Global access is recommended for most use cases since it is simpler, but if you have a compelling reason to restrict access, then the project-domain-scoped access is available, at the cost of some additional complexity in setup.

Relationship with RBAC

The permissions being discussed here are attached to a domain. This is independent of the permissions granted to users and machine applications through Union's role-based access control (see User management). But, the two types of permissions are related.

For example, for a user (or machine application) to have read access to a Cloud Storage bucket, two things are required:

  • The user (or machine application) must have execute permission for the project and domain where the code that does the reading resides.
  • The domain must have read permission for the Cloud Storage bucket.

Domain-scoped access

Because of the way that GCP works internally, domain-scoped access can only be configured by the Union team.

If you have requirements that involve domain-scoped access to cloud resources you should communicate these to the Union team when your data plane is being set up.

If you need to add or change domain-scoped access after your data plane has been set up, you should also contact the team.

Globally-scoped access

You can manage the configuration of globally-scoped access to GCP resources yourself without involving the Union team.
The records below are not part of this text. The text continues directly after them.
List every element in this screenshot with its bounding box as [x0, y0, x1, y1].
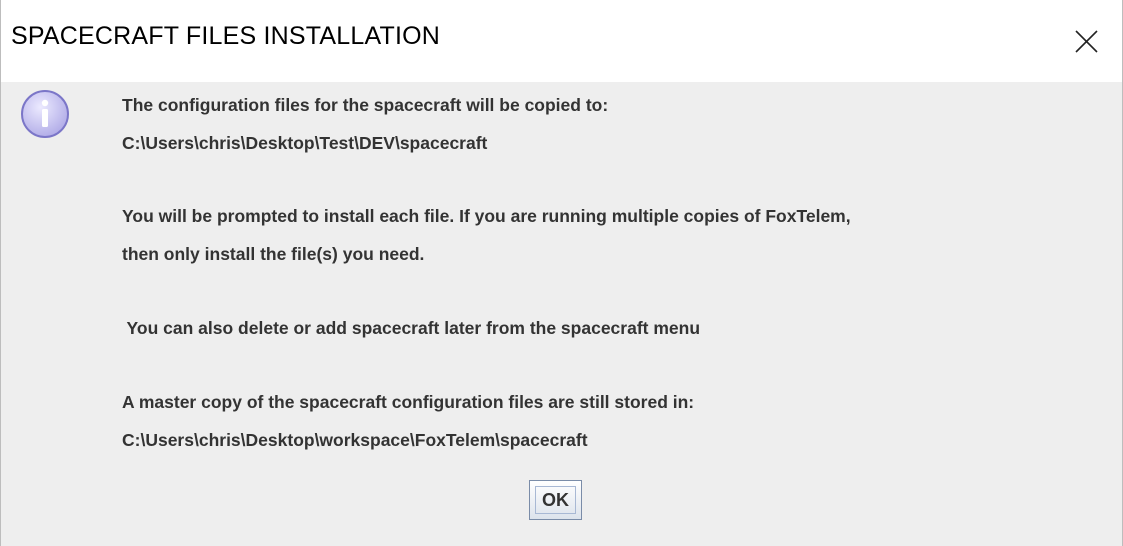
message-line-6: A master copy of the spacecraft configur…: [122, 392, 695, 412]
dialog-title: SPACECRAFT FILES INSTALLATION: [11, 22, 441, 50]
title-bar[interactable]: SPACECRAFT FILES INSTALLATION: [1, 0, 1122, 82]
close-button[interactable]: [1061, 16, 1111, 66]
ok-button[interactable]: OK: [529, 480, 582, 520]
close-icon: [1075, 30, 1098, 53]
ok-button-label: OK: [542, 489, 569, 510]
dialog-content: The configuration files for the spacecra…: [1, 82, 1122, 546]
message-line-5: You can also delete or add spacecraft la…: [122, 318, 701, 338]
message-line-1: The configuration files for the spacecra…: [122, 95, 609, 115]
message-line-7: C:\Users\chris\Desktop\workspace\FoxTele…: [122, 430, 588, 450]
message-line-4: then only install the file(s) you need.: [122, 244, 425, 264]
message-line-2: C:\Users\chris\Desktop\Test\DEV\spacecra…: [122, 133, 488, 153]
message-line-3: You will be prompted to install each fil…: [122, 206, 851, 226]
info-icon: [17, 86, 73, 142]
dialog-window: SPACECRAFT FILES INSTALLATION The config…: [0, 0, 1123, 546]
In a GCP-based Union data plane, globally-scoped access to resources is mediated by a single Google Service Account (GSA) that is configured as part of the data plane setup. We refer to it as <UserFlyteGSA>.

<UserFlyteGSA> is bound to all the pods in your data plane's Kubernetes cluster that run your Flyte code.

To enable access to a resource in GCP you grant <UserFlyteGSA>access to that resource and assign it a role that includes the permissions that you want your code to have.

<UserFlyteGSA>

Here we refer to the default global-access GSA as<UserFlyteGSA>because the precise name differs across installations. This GSA is identified by name and email of the following form:

  • Name: <OrgName>-userflyterol-<Suffix>
  • Email: <OrgName>-userflyterol-<Suffix>@<OrgName>-gcp-dataplane.iam.gserviceaccount.com

Google Service Account (GSA)

We use the term Google Service Account (GSA) to refer to the accounts that are managed in the GCP console under IAM & Admin > Service Accounts. This is to distinguish them from Kubernetes Service Accounts (KSAs). KSAs are a distinct type of service account managed within the Kubernetes cluster. You will not normally encounter these at the data plane level.

Find the actual name of <UserFlyteGSA>

In this section we refer to the default global-access GSA as<UserFlyteGSA>because the precise name differs across installations. The actual name and email of this GSA have the following forms:

  • Name: <OrgName>-userflyterol-<Suffix>
  • Email: <OrgName>-userflyterol-<Suffix>@<OrgName>-gcp-dataplane.iam.gserviceaccount.com

You will need to have the email identifier of this role on hand when you enable access to resources for your task code.

To find the actual name of this GSA do the following:

  • In the GCP data plane project, go to IAM & Admin > Service accounts.
  • In the list of service account, find the one whose name and email match the pattern above. For example:

  • Copy this name to document in an editor. You will need it later to configure each specific resource.